SBP and DBP and heart rate were significantly lower in group that received only 0.75% ropivacaine than in the other groups, but there was no significant difference in hemodynamic change between groups that received 0.2 mg/kg or 0.4 mg/kg of ketamine along with ropivacaine.

Rabi et al., showed that 2 patients had hallucinations and four patients developed delirium with ketamine. In our study, 13% patients developed hallucination and 20% developed delirium and hypersalivation and 6.6% of developed nystagmus with the ketamine.

Ramyavel, et al., showed that despite the use of continuous infusion of 0.1 mg/ of ketamine, no adverse effects were seen.

Sharma, et al., demonstrated with ketamine (0.5 mg/kg) 2 out of 30 patients developed hallucinations and 4 patients developed delirium. Han’s study showed that 2 patients experienced hallucinations with 0.4 mg/kg of epidural ketamine and no complications were noted in patients who received 0.2 mg/kg of ketamine epidurally [19].

Arafath showed that 3.3% of patients developed hallucinations and 6.6% of patients developed nystagmus with the administration of 0.5 mg/kg of ketamine.

Honarmand, et al., showed that 10% of patients developed hallucinations with ketamine and 6.7% of patients developed hallucinations with ketamine and midazolam.

Mohammadzadeh, et al., compared ketamine, tramadol and ondansetron and found that 9 patients who received ketamine (7% compared to 13% in our study) experienced hallucinations, 10.2% of patients had nystagmus and 3.9% had headache.

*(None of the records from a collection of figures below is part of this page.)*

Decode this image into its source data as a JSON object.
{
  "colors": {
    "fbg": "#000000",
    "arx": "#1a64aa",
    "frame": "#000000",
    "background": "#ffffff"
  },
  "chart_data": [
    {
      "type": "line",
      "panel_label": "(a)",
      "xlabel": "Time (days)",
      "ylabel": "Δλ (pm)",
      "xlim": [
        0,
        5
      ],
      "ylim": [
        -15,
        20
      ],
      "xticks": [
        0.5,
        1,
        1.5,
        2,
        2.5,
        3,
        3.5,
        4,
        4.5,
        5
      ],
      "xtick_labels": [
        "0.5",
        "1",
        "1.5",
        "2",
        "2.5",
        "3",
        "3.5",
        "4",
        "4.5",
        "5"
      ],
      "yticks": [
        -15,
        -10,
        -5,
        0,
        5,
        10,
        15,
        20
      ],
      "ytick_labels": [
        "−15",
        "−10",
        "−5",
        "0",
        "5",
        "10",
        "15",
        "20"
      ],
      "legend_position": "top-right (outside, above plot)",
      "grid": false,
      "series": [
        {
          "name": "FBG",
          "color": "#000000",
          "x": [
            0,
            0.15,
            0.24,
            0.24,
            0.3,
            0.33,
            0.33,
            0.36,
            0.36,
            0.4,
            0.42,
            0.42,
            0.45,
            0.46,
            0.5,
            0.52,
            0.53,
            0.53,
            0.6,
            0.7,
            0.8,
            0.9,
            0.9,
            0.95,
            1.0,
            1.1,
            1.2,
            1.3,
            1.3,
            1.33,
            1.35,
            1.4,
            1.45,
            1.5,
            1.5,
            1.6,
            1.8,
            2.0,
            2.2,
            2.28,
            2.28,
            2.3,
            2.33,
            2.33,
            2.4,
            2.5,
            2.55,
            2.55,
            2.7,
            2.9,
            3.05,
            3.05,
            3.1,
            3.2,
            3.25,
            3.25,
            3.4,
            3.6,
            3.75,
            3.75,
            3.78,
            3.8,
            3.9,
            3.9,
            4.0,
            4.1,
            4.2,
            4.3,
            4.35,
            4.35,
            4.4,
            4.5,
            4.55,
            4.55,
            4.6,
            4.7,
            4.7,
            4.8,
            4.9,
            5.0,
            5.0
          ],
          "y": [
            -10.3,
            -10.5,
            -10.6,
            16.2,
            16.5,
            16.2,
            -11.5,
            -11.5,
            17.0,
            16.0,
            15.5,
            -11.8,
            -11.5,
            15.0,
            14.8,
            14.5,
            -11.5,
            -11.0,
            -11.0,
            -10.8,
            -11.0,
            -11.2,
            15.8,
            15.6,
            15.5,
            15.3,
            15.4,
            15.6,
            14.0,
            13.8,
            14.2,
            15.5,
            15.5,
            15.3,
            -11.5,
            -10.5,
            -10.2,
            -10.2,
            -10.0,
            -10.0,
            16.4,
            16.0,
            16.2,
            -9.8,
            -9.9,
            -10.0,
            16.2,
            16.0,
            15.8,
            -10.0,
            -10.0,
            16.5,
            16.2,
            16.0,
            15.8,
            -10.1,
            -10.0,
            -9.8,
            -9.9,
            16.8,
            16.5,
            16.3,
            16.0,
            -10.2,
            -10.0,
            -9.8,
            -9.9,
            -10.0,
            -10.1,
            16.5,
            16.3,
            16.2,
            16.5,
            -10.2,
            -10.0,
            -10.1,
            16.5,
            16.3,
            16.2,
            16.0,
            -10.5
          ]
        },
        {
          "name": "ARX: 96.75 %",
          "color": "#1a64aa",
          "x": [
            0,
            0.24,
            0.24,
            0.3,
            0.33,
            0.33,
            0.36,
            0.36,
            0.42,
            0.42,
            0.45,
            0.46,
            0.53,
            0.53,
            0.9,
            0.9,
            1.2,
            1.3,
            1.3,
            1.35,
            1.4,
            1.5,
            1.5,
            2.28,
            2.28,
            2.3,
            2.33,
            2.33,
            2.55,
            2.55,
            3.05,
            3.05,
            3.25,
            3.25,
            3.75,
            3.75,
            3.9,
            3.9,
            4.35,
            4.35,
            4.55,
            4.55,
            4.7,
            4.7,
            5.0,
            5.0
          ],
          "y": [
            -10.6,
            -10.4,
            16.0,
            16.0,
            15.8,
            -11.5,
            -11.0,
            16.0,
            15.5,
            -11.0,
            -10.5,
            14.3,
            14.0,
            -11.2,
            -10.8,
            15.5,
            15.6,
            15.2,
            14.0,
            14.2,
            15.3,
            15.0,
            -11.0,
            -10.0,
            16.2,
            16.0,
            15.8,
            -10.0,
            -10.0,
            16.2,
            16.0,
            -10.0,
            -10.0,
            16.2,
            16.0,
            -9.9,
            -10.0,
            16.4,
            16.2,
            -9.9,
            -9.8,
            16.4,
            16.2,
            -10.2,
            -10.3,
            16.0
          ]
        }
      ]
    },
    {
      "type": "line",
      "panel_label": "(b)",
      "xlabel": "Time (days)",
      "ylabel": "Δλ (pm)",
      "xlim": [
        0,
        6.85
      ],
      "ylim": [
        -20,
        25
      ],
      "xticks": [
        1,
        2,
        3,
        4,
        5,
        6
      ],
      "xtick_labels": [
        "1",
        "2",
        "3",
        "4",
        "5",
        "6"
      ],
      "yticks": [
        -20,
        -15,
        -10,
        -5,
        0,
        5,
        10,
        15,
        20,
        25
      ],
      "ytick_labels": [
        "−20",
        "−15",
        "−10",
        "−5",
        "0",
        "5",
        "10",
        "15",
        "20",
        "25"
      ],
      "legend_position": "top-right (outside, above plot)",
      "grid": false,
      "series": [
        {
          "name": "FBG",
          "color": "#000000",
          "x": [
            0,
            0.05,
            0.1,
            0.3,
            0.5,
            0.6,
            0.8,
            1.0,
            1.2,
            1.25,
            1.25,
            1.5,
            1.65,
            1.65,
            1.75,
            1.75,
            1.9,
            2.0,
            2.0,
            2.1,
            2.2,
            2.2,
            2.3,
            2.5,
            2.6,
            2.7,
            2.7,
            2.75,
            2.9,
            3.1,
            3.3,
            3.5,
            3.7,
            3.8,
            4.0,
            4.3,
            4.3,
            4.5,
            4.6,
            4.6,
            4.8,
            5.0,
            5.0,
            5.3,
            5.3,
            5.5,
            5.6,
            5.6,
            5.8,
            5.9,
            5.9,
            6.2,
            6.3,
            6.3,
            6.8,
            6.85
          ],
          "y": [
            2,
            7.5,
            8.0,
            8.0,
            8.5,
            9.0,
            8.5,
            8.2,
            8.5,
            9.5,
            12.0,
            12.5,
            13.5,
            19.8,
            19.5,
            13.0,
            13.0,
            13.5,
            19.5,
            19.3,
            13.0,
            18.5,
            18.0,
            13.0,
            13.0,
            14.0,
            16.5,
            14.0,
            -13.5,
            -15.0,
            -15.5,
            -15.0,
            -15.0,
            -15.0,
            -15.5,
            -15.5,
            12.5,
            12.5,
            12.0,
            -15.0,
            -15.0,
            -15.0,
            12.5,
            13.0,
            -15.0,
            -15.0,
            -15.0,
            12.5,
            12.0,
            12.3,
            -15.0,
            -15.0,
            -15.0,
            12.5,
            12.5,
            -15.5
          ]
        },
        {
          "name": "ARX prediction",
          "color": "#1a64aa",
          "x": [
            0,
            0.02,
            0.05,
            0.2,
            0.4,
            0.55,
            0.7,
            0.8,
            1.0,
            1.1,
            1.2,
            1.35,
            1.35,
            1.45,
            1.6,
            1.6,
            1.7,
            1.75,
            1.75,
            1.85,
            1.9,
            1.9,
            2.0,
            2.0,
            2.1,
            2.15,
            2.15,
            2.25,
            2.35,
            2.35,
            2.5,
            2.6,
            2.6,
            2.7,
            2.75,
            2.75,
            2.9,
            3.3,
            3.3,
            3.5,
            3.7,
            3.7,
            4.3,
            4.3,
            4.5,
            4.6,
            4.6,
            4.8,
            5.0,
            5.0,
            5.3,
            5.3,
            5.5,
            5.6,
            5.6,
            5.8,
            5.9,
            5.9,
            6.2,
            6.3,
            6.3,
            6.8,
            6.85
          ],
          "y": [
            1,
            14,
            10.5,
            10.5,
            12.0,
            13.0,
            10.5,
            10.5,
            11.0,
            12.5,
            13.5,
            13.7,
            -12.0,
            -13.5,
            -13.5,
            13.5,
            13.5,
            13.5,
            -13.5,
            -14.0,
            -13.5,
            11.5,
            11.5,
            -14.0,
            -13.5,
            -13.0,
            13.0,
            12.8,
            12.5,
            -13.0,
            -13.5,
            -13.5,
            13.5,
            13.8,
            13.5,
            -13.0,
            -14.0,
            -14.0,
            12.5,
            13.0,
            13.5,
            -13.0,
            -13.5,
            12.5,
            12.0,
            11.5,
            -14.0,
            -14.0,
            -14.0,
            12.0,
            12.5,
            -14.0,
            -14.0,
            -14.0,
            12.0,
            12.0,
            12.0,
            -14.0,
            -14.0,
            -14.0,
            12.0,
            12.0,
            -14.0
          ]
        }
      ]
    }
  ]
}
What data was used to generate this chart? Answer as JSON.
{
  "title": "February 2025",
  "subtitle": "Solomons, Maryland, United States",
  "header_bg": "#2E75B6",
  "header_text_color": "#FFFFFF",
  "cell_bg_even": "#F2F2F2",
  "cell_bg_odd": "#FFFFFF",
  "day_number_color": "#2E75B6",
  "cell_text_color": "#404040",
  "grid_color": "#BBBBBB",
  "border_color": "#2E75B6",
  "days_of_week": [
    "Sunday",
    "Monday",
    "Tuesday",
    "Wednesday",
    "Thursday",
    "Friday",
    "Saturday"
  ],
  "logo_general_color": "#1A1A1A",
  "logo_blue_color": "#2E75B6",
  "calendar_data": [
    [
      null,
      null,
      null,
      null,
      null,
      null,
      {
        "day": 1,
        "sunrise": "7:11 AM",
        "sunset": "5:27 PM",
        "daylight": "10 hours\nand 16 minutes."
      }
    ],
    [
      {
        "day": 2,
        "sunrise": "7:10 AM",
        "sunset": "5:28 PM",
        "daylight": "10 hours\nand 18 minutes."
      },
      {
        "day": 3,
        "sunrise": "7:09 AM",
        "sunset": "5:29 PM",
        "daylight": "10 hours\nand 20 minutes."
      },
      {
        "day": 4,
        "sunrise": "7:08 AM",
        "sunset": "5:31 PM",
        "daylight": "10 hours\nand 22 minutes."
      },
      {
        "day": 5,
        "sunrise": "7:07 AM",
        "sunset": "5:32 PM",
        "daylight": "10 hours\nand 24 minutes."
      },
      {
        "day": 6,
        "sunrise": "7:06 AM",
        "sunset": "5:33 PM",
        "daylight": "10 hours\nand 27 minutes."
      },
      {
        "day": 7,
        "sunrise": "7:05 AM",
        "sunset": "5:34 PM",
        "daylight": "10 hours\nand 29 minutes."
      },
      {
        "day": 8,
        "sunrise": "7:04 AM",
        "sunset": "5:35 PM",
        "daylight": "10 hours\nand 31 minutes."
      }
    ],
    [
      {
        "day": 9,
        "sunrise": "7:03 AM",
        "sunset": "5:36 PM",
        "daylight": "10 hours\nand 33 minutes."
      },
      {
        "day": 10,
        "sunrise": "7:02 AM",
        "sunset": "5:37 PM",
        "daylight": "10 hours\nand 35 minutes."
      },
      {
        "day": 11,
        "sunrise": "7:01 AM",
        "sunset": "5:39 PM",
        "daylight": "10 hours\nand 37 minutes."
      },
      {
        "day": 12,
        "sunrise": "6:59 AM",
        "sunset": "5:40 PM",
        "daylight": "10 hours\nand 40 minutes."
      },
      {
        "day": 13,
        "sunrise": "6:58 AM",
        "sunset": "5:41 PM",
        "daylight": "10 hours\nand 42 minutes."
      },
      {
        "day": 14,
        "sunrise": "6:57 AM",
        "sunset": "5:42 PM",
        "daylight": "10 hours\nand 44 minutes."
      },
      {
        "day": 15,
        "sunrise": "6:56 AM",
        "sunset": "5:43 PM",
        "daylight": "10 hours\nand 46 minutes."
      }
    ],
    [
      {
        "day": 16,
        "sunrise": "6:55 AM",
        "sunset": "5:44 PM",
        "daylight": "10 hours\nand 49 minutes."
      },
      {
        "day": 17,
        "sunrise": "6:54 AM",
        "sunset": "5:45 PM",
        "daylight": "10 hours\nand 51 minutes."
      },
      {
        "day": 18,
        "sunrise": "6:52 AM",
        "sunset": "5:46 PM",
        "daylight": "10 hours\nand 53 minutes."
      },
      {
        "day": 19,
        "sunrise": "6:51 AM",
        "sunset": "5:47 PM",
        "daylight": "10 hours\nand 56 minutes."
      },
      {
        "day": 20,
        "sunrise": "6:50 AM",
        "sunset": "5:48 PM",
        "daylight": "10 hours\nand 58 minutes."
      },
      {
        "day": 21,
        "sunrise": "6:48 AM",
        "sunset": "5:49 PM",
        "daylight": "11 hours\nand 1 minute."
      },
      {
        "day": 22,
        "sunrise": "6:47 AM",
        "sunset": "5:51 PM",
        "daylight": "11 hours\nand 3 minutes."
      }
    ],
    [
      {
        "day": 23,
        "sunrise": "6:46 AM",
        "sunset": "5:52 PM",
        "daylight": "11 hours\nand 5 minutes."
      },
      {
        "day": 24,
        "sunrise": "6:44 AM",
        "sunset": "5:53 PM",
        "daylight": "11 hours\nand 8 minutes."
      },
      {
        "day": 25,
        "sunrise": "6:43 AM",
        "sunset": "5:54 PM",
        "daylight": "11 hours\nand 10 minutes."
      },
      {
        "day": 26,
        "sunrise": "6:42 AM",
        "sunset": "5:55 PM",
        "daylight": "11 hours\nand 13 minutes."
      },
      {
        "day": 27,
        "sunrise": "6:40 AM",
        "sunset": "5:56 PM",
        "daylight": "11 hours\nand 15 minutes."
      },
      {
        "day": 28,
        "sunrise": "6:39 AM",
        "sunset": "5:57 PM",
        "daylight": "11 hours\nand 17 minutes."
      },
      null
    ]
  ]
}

We conclude that ketamine 0.5 mg/kg reduces the incidence of shivering and also the intensity of shivering. Patients who did not received ketamine developed shivering earlier than those who received ketamine. Despite reducing the incidence of shivering, complication associated with the administration of ketamine like tachycardia, nystagmus, hallucinations, delirium, hypersalivation were seen in patients who received ketamine.